Crystal Ball checks covered
REDIRECT_LOOP, TOO_MANY_REDIRECTS, CLEAN_URL_REWRITE_CONFLICT
What this warning means
Crystal Ball should flag this when repeated browser-like requests never settle on a final 200 page. The common symptom is ERR_TOO_MANY_REDIRECTS, but the underlying problem is usually a rule conflict.
- Clean URL rewrites can conflict with slash rules, host rules, HTTPS rules, or physical directories.
- A valid public page should resolve to one canonical final URL and then stop.
Common causes
The most common causes are duplicate slash canonicalization rules, physical directories that fight with flat-file routes, host-level HTTPS settings that conflict with .htaccess, and old extension-removal rules that rewrite already-rewritten URLs.
- Disable MultiViews for flat-file clean URLs.

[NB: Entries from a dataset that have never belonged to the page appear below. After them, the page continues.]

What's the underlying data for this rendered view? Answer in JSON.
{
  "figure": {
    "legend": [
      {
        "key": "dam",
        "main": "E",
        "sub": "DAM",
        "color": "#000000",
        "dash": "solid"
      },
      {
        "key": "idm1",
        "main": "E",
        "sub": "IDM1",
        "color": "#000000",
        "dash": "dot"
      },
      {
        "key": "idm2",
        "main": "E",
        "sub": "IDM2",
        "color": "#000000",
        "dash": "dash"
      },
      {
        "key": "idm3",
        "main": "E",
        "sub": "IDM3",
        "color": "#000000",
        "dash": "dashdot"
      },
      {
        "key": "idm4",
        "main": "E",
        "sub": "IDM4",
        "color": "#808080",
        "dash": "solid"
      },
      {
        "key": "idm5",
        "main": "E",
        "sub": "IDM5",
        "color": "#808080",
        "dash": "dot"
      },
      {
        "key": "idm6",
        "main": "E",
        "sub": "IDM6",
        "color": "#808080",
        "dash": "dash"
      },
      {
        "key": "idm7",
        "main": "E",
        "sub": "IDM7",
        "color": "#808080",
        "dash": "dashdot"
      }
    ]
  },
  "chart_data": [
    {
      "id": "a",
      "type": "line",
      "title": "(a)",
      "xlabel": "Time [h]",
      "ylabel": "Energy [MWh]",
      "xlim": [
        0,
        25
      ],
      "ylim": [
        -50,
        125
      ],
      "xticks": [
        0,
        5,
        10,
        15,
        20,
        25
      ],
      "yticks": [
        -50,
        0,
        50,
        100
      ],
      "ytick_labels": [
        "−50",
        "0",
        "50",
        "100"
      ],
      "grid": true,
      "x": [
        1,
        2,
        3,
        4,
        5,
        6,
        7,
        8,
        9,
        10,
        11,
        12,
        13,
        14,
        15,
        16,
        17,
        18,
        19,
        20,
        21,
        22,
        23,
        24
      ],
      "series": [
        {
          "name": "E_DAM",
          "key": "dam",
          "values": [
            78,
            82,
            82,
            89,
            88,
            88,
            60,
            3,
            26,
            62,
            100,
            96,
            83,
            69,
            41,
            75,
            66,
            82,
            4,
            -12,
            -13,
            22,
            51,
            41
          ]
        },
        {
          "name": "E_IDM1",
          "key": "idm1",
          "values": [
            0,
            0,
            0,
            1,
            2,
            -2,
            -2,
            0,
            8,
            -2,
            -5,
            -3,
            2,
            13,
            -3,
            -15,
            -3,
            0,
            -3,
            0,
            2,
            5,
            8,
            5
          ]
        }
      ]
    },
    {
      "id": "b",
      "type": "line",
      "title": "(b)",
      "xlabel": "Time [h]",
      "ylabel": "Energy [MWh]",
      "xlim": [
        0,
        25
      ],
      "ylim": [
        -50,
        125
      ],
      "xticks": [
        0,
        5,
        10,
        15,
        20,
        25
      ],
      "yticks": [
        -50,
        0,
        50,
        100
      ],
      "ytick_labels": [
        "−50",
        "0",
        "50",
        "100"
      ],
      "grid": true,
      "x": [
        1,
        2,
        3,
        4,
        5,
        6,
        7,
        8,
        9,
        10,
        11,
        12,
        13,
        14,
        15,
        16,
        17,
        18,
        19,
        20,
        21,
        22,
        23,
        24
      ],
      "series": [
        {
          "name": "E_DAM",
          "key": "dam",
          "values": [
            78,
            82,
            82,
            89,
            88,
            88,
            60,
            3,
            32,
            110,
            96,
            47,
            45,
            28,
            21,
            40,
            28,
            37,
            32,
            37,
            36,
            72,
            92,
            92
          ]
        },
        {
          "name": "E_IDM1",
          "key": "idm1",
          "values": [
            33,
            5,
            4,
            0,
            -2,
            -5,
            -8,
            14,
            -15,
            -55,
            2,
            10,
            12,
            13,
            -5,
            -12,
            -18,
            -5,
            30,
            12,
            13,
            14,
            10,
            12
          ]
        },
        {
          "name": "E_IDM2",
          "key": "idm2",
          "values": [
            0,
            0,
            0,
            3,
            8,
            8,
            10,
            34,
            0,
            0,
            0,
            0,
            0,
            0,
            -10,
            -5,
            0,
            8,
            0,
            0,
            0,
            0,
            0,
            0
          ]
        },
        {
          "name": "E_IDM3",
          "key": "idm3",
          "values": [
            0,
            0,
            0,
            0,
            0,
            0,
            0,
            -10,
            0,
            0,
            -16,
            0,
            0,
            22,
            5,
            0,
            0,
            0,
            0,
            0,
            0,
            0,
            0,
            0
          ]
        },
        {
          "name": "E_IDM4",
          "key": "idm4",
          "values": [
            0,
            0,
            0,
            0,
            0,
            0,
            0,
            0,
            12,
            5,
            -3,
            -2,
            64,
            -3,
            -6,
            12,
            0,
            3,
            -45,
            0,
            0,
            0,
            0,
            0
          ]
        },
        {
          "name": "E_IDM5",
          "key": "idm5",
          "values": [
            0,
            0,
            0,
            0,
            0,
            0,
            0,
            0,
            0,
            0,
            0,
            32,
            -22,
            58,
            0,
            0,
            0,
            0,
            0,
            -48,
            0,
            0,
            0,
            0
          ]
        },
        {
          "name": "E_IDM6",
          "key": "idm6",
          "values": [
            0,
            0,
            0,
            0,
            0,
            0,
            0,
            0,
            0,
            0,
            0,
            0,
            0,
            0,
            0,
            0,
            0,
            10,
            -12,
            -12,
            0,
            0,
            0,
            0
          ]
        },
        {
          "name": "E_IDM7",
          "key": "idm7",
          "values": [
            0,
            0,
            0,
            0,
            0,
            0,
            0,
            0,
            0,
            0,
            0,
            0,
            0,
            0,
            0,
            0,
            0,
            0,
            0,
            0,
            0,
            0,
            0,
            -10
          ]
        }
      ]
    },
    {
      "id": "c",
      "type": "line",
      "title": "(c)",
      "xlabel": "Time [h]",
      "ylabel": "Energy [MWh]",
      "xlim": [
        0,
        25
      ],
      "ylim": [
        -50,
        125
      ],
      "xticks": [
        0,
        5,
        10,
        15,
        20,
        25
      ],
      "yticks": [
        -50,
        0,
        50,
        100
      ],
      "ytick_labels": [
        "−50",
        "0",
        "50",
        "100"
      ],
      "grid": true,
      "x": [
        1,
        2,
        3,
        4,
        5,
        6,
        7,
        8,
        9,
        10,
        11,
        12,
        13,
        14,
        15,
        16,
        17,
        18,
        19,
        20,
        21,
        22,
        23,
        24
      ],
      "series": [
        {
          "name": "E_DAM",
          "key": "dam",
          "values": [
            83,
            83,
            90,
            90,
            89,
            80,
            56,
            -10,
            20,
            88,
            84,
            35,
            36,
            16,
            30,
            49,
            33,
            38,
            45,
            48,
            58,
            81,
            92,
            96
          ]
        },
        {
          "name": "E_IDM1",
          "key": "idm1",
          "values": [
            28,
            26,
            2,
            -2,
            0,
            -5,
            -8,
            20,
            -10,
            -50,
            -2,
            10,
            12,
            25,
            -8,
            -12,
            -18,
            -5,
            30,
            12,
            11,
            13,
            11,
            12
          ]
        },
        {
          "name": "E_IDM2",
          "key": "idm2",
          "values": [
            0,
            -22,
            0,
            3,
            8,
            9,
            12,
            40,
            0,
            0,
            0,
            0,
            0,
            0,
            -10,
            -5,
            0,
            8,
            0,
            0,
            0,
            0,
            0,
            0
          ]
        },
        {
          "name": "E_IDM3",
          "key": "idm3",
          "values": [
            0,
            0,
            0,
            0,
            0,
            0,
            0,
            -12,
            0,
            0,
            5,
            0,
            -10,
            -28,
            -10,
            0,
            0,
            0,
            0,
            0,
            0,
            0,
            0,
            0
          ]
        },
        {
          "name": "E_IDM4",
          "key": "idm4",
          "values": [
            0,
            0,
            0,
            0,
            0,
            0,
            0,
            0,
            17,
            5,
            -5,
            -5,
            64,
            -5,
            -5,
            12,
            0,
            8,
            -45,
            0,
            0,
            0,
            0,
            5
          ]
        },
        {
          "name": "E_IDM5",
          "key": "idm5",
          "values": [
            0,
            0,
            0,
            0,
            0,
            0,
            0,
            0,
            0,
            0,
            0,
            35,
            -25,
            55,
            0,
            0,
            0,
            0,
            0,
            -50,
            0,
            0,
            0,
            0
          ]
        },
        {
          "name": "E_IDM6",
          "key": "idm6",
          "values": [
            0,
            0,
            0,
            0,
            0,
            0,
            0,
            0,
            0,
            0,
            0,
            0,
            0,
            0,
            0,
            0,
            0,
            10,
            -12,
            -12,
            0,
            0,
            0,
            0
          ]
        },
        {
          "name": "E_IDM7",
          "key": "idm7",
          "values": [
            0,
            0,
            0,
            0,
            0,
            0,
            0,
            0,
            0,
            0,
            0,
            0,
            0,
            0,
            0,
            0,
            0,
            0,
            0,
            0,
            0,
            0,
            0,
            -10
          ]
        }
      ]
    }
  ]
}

- Avoid deploying a physical directory when .htaccess is serving that route from a flat file.
- Make 404 documents and known routes terminal with END where Apache supports it.
How to fix it
Start by tracing one URL at a time. Test http, https, www, non-www, slash, no-slash, and .html versions. Then remove any rule that tries to canonicalize a URL after it has already been internally rewritten.
- Put host and HTTPS redirects before internal rewrites.
- Serve known static pages directly instead of relying on broad existence checks.
- Never rewrite the custom 404 document during error handling.
- After changes, test in a fresh browser profile and with a redirect trace.
How to verify
A clean result should show at most one public 301 before the final 200. The final HTML should be the intended page, not a bare Apache error document.
- Check the response headers.
- Check the final URL in the browser.
- Run Crystal Ball again with browser-like repeat checks enabled.
FAQ
Can a redirect loop be caused by caching?
Caching can make an old loop appear to persist, but a true redirect loop is usually caused by server routing or rewrite configuration.
Should clean URLs use physical folders?
They can, but flat-file sites are often simpler when clean URLs are mapped directly to known HTML files and conflicting physical directories are avoided.